While Tommy deals with the aftermath of a fireball – it’s a mess, he tells petroleum engineer Dale (James Jordan) and oil & gas attorney Nathan (Colm Feore), his roommates at the corporate housing rental; but at least their stolen plane has been found – it’s the first day in the patch for Tommy’s son Cooper Norris (Jacob Lofland), who left college to work in this dangerous place. Cooper’s on-the-job training begins as Luis (Emilio Rivera) and his nephews Armando (Michael Peña) and Elvio (Alejandro Akara) pick him up from his residence pod in the M-TEX man camp. Cue a Sheridan-O-Verse favorite: an exaltation-of-work sequence, set to music, that switches out “cowboy shit” for “roughneck shit.”
As Landman sets up the day-to-day of Tommy’s life, it also seeks to disturb it. Not just with the loveable domestic crassness of Dale, played by Taylor Sheridan regular James Jordan. (What’s up, Two Cups?) But with Angela (Ali Larter), the ex-wife he still calls “honey,” and the arrival in Midland of their high school senior daughter Ainsley. (Ainsley is played by Michelle Randolph, another member of the Taylor Sheridan Players). Tommy and Angela’s relationship is sarcastic, combative, and also weirdly like they’re still married; “as wrong as we were for each other,” Tommy tells Ainsley, “I loved her. Shit, I still love her.” But there’s also the stress of a father dealing with the emerging sex life of his daughter, who shows up in town with her BMOC jock boyfriend.

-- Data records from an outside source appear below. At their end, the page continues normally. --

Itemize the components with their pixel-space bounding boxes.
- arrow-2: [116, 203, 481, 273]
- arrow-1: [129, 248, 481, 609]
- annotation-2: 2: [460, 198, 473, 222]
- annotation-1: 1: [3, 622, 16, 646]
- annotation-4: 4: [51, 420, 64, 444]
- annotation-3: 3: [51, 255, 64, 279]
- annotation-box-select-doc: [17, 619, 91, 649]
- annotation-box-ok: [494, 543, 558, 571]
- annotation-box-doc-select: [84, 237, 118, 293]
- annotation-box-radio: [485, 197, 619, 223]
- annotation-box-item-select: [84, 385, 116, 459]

As the rookie “worm” on their crew, Cooper’s roughneck training involves as much jobsite hazing as it does acculturation. So he experiences how even getting coffee in the morning is an exercise in gendered boomtown opportunism. (“Babes N Brew,” where young women in bikinis operate a kiosk drive-thru for a line of oil biz pickups two blocks long.) But he wins over his new crew with eagerness – “He didn’t say no, and he tries – that’s something,” Luis reports to Tommy – and when they’re back at the man camp, Armando and Elvio share their food and teach him some Spanish. These are guys who accept the daily risk of their work environment because of what it gives: a real salary. A living wage, where a kid in his 20s like Elvio can get married to Ariana (Paulina Chavez), buy a house, have a baby, and pay off his truck.
In this oil & gas boomtown, the work is as honest as you make it. And so Cooper heads out for his next shift on a pumpjack work crew, and stands by as Luis, Armando, and Elvio fight with a rusted-over valve, banging on the unit with a hammer. This pipe is under pressure, and its seals are aging. (Keeping equipment operating, so it will continue to generate revenue, is at the heart of the job description for M-TEX people like Tommy, Dale, and the four-man work crews.) Cooper is sent to the truck for a larger-gauge wrench. And that’s when one more strike to the pipe causes one too many sparks. The second fireball in this lead episode of Landman is a monstrous gout of flame that engulfs the pumpjack and takes the lives of three men in less than a second. Cooper, who was returning with the wrench they asked for, is thrown from his feet and knocked unconscious. On his second day on the job, Cooper has learned the most harsh lesson: in the Permian Basin oil patch, lots of things kill.